Thi Bui was born in Vietnam and came to the United States in 1978 as part of the "boat people" wave of refugees fleeing Southeast Asia at the end of the Vietnam War. Her debut graphic memoir, The Best We Could Do (Abrams ComicArts, 2017) has been selected for an American Book Award, a Common Book for UCLA and other colleges and universities, an all-city read by Seattle and San Francisco public libraries, a National Book Critics Circle finalist in autobiography, and an Eisner Award finalist in reality-based comics. It made over thirty best of 2017 book lists, including Bill Gates' top five picks. She illustrated the picture book, A Different Pond, written by the poet Bao Phi (Capstone, 2017), for which she won a Caldecott Honor. With her son, Hien, she co-illustrated the children’s book, Chicken of the Sea (McSweeney’s, 2019), written by Pulitzer winner Viet Thanh Nguyen and his son, Ellison. Her short comics can be found online at Reveal News, The Nib, PEN America, and BOOM California. She is currently researching and drawing a work of graphic nonfiction about immigrant detention and deportation, to be published by One World, Random House.

Sarah Mirk (she/her) was a digital engagement producer for Reveal. Since 2017, she has worked as an editor at The Nib, an online daily comics publication focused on political cartoons, graphic journalism, essays and memoirs about current affairs. She works with artists to create nonfiction comics on a variety of complex topics, from personal narratives about queer identities to examinations of overlooked history. Before that, Mirk was the online editor of national feminist media outlet Bitch, a podcast host and a local news reporter. She is also the author of several books, including “Year of Zines,” a collection of 100 handmade zines, and “Guantanamo Voices,” a collection of illustrated oral histories of the world’s most infamous prison.

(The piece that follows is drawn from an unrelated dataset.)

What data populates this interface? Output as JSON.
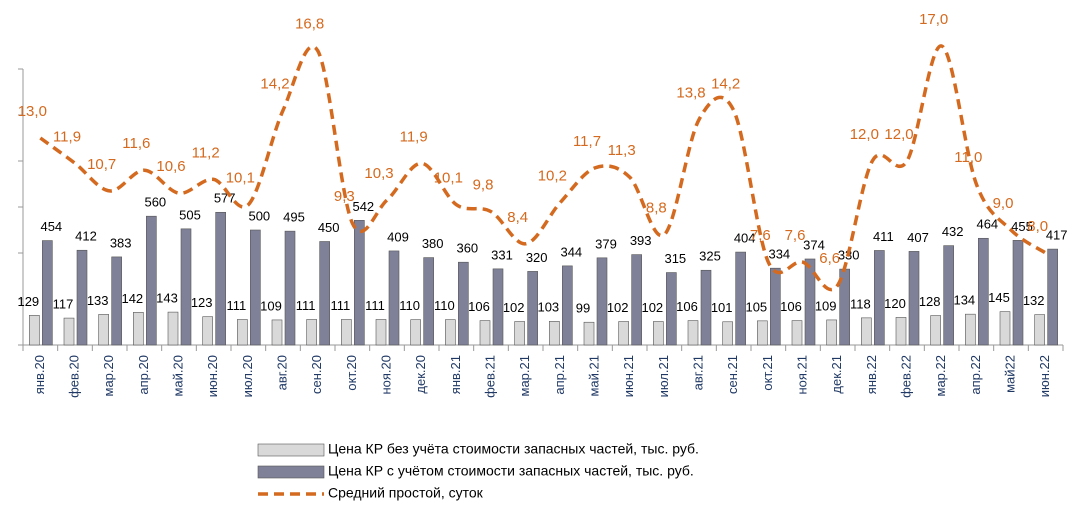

Amanda Pike (she/her) is the director of the TV and documentary department and executive producer of films and series at Reveal. Under her leadership, The Center for Investigative Reporting garnered its first Academy Award nomination and four national Emmys, among other accolades. She was the executive producer of the inaugural year of the Glassbreaker Films initiative, supporting women in documentary filmmaking and investigative journalism. She has spent the past two decades reporting and producing documentaries for PBS, CBS, ABC, National Geographic, A&E, Lifetime and The Learning Channel, among others. Subjects have ranged from militia members in Utah to young entrepreneurs in Egypt and genocide perpetrators in Cambodia. Pike also has dabbled in fiction filmmaking, producing the short film “On the Assassination of the President,” which premiered at the Sundance Film Festival. She is a graduate of Princeton University and the Columbia Graduate School of Journalism. She is based in Reveal's Emeryville, California, office.